Project Fluent is very cool. The available Java and Javascript packages are relatively easy to use through interop, but without a unified interface, it's hard to write consistent and testable code.
This library aims to smooth over those differences, making it easy to build your own translation system.
Note
Requires Clojure 1.12 because new interop syntax is really nice. I'm not looking to support earlier Clojures at this time.
Add it to your deps.edn or project.clj:
{:deps {io.github.noahtheduke/fluent-clj {:mvn/version "0.0.2"}}}
(require '[noahtheduke.fluent :as i18n])
;; A resource is a string of Fluent messages, terms, etc.
(def sample-resource
"
hello = Hello world!
welcome = Welcome, {$user}!
email-cnt = {$cnt ->
[one] {$cnt} email
*[other] {$cnt} emails
}")
=> #'sample-resource
;; Bundles are native objects that hold the processed Fluent strings. They can be interacted with through interop but generally you only need the provided api functions.
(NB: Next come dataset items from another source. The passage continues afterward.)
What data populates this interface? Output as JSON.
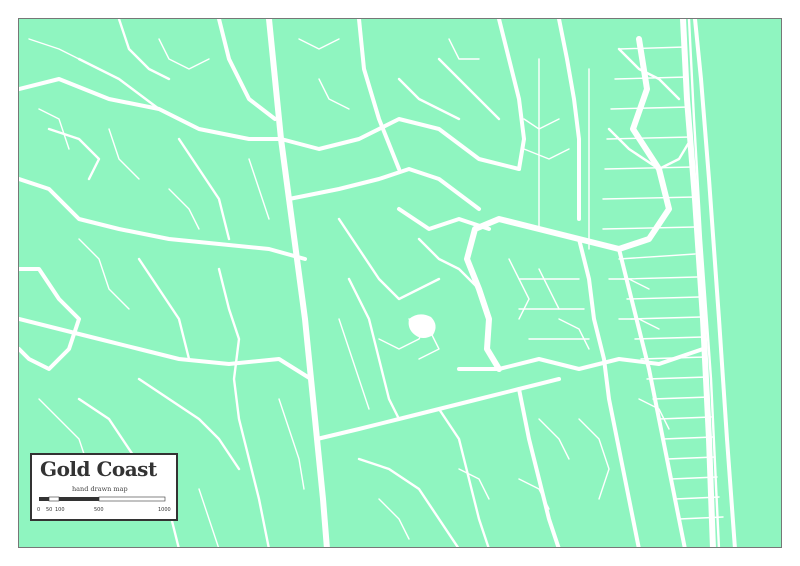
{
  "map": {
    "title": "Gold Coast",
    "subtitle": "hand drawn map",
    "colors": {
      "land": "#8ff5c0",
      "ocean": "#8ff5c0",
      "roads": "#ffffff",
      "frame": "#777777",
      "text": "#333333"
    },
    "scale_bar": {
      "labels": [
        "0",
        "50",
        "100",
        "500",
        "1000"
      ]
    }
  }
}
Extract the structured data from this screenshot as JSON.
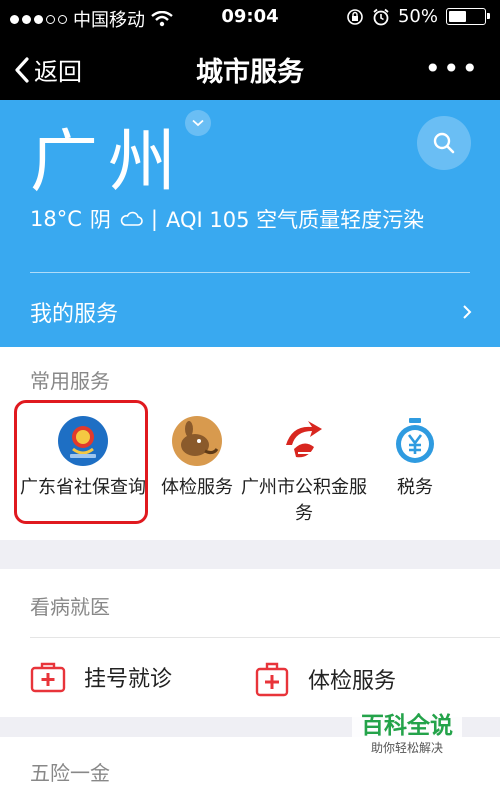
{
  "status_bar": {
    "carrier": "中国移动",
    "time": "09:04",
    "battery": "50%",
    "battery_level": 0.5
  },
  "nav": {
    "back_label": "返回",
    "title": "城市服务"
  },
  "hero": {
    "city": "广州",
    "temperature": "18°C",
    "condition": "阴",
    "separator": "|",
    "aqi": "AQI 105 空气质量轻度污染",
    "my_service": "我的服务"
  },
  "common": {
    "title": "常用服务",
    "items": [
      {
        "label": "广东省社保查询",
        "icon": "social-insurance-emblem-icon"
      },
      {
        "label": "体检服务",
        "icon": "health-check-animal-icon"
      },
      {
        "label": "广州市公积金服务",
        "icon": "housing-fund-logo-icon"
      },
      {
        "label": "税务",
        "icon": "tax-yen-icon"
      }
    ]
  },
  "medical": {
    "title": "看病就医",
    "items": [
      {
        "label": "挂号就诊",
        "icon": "first-aid-kit-icon"
      },
      {
        "label": "体检服务",
        "icon": "medical-checkup-icon"
      }
    ]
  },
  "insurance": {
    "title": "五险一金"
  },
  "watermark": {
    "main": "百科全说",
    "sub": "助你轻松解决"
  },
  "colors": {
    "hero_bg": "#39a9f0",
    "highlight": "#e0191f",
    "medical_icon": "#e8343a",
    "watermark": "#24a34a"
  }
}
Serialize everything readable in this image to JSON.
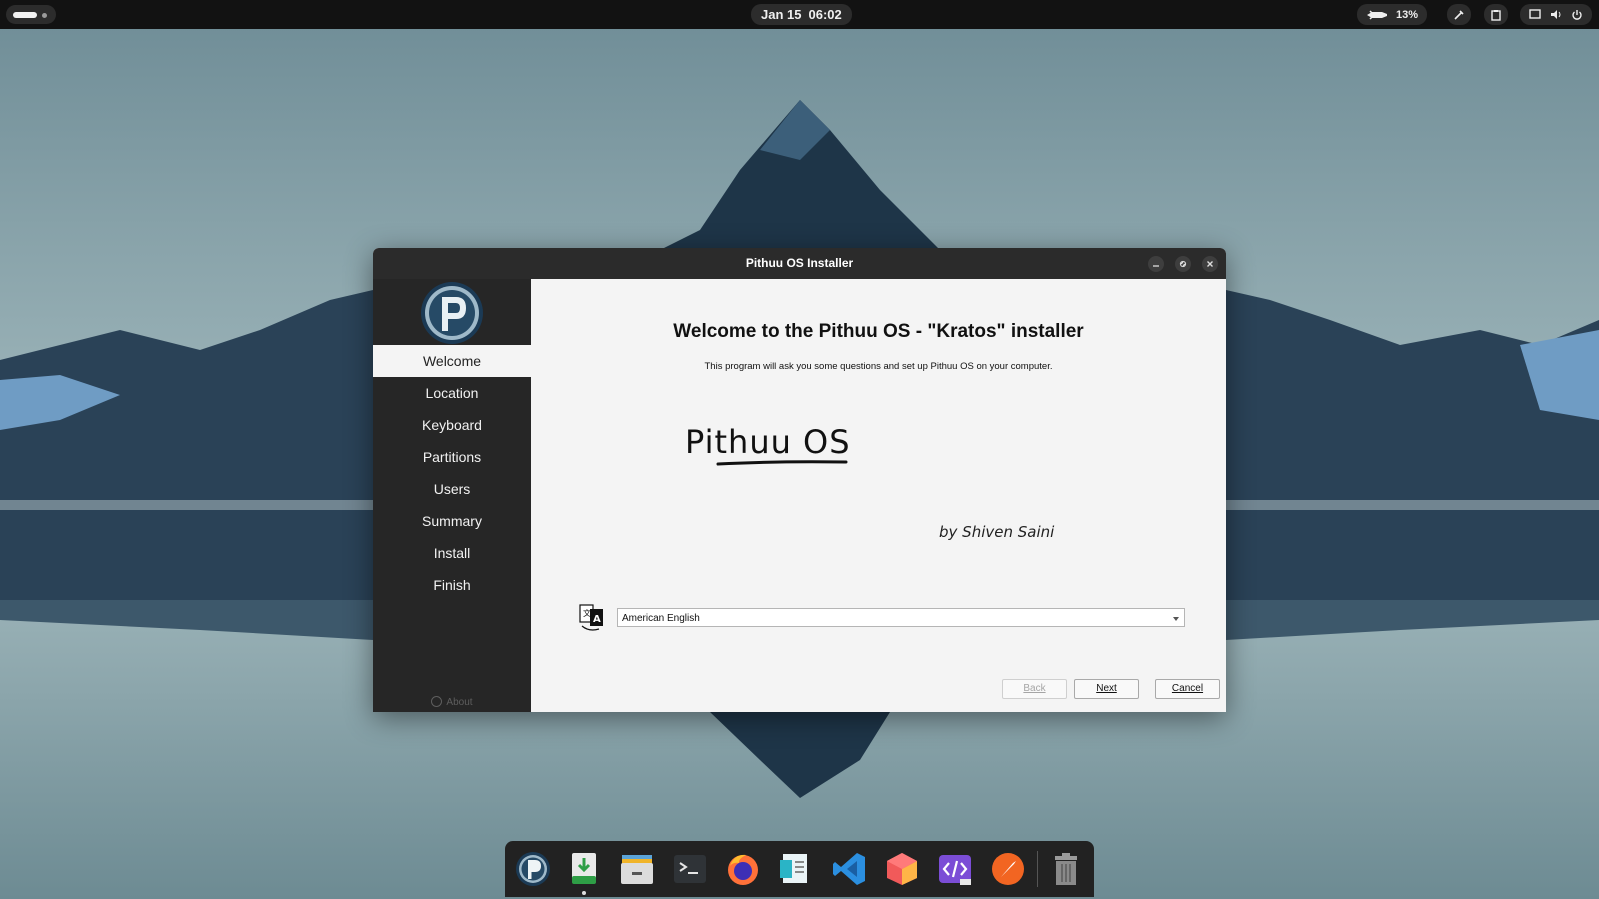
{
  "topbar": {
    "date": "Jan 15",
    "time": "06:02",
    "battery_percent": "13%"
  },
  "window": {
    "title": "Pithuu OS Installer",
    "sidebar": {
      "steps": [
        {
          "label": "Welcome",
          "active": true
        },
        {
          "label": "Location",
          "active": false
        },
        {
          "label": "Keyboard",
          "active": false
        },
        {
          "label": "Partitions",
          "active": false
        },
        {
          "label": "Users",
          "active": false
        },
        {
          "label": "Summary",
          "active": false
        },
        {
          "label": "Install",
          "active": false
        },
        {
          "label": "Finish",
          "active": false
        }
      ],
      "about_label": "About"
    },
    "content": {
      "heading": "Welcome to the Pithuu OS - \"Kratos\" installer",
      "subtext": "This program will ask you some questions and set up Pithuu OS on your computer.",
      "brand_text": "Pithuu OS",
      "byline": "by Shiven Saini",
      "language_selected": "American English"
    },
    "buttons": {
      "back": "Back",
      "next": "Next",
      "cancel": "Cancel"
    }
  },
  "dock": {
    "items": [
      {
        "icon": "pithuu-logo-icon"
      },
      {
        "icon": "installer-download-icon"
      },
      {
        "icon": "files-icon"
      },
      {
        "icon": "terminal-icon"
      },
      {
        "icon": "firefox-icon"
      },
      {
        "icon": "document-viewer-icon"
      },
      {
        "icon": "vscode-icon"
      },
      {
        "icon": "box-app-icon"
      },
      {
        "icon": "code-editor-pre-icon"
      },
      {
        "icon": "compass-icon"
      },
      {
        "icon": "trash-icon"
      }
    ]
  },
  "colors": {
    "sidebar_bg": "#262626",
    "titlebar_bg": "#2b2b2b",
    "content_bg": "#f4f4f4",
    "topbar_bg": "#121212"
  }
}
(def bundle (i18n/build "en" simple-resource))
=> #'bundle
;; Message ids can be specified with strings, keywords, or symbols
(i18n/format bundle :hello)
=> "Hello world!"
;; Argument maps are just plain clojure maps
(i18n/format bundle "welcome" {:user "Noah"})
=> "Welcome, Noah!"
;; And their keys can be strings, keywords, or symbols as well
(i18n/format bundle :email-cnt {"cnt" 1})
=> "1 email"
(i18n/format bundle "email-cnt" {:cnt 2})
=> "2 emails"
I built this library for a website that uses Reagent, so I'll share how we do it there.
The translations are stored as both raw text and fluent bundles. During app start, (load-dictionary! "resources/public/i18n")
is called to load all of the Fluent files. Then on app load, the client sets a GET
request to the server for the desired translation, and stores it locally with insert-lang!
. The function tr
(below) is modeled after Tempura's api, where a fallback value can be passed in with the desired translation: (i18n/tr :hello)
without fallback, (i18n/tr [:hello "sup nerd"])
with fallback.
Done in a .cljc
like this, translations can be tested in a normal clojure repl.
(ns example.i18n
(:require
[noahtheduke.fluent :as fluent]
#?(:cljs
[reagent.core :as r])))
(defonce fluent-dictionary
#?(:clj (atom nil)
:cljs (r/atom {})))
(defn insert-lang! [lang content]
(swap! fluent-dictionary assoc lang {:content content
:ftl (fluent/build lang content)}))
#?(:clj
(defn load-dictionary!
[dir]
(let [langs (->> (io/file dir)
(file-seq)
(filter #(.isFile ^java.io.File %))
(filter #(str/ends-with? (str %) ".ftl"))
(map (fn [^java.io.File f]
(let [n (str/replace (.getName f) ".ftl" "")
content (slurp f)]
[n content]))))
errors (volatile! [])]
(doseq [[lang content] langs]
(try (insert-lang! lang content)
(catch Throwable t
(println "Error inserting i18n data for" lang)
(println (ex-message t))
(vswap! errors conj lang))))
@errors)))
(defn get-content
[lang]
(get-in @fluent-dictionary [lang :content]))
(defn get-bundle
[lang]
(get-in @fluent-dictionary [lang :ftl]))
(defn get-translation
[bundle id params]
(when bundle
(fluent/format bundle id params)))
(defn tr
([lang resource] (tr lang resource nil))
([lang resource params]
(let [resource (if (vector? resource) resource [resource])
[id fallback] resource]
(or (get-translation (get-bundle lang) id params)
;; You can choose to use the fallback directly or use a translation from a different language.
;; Project Fluent's javascript implementation has language negotiation libraries already so those can be used directly as desired.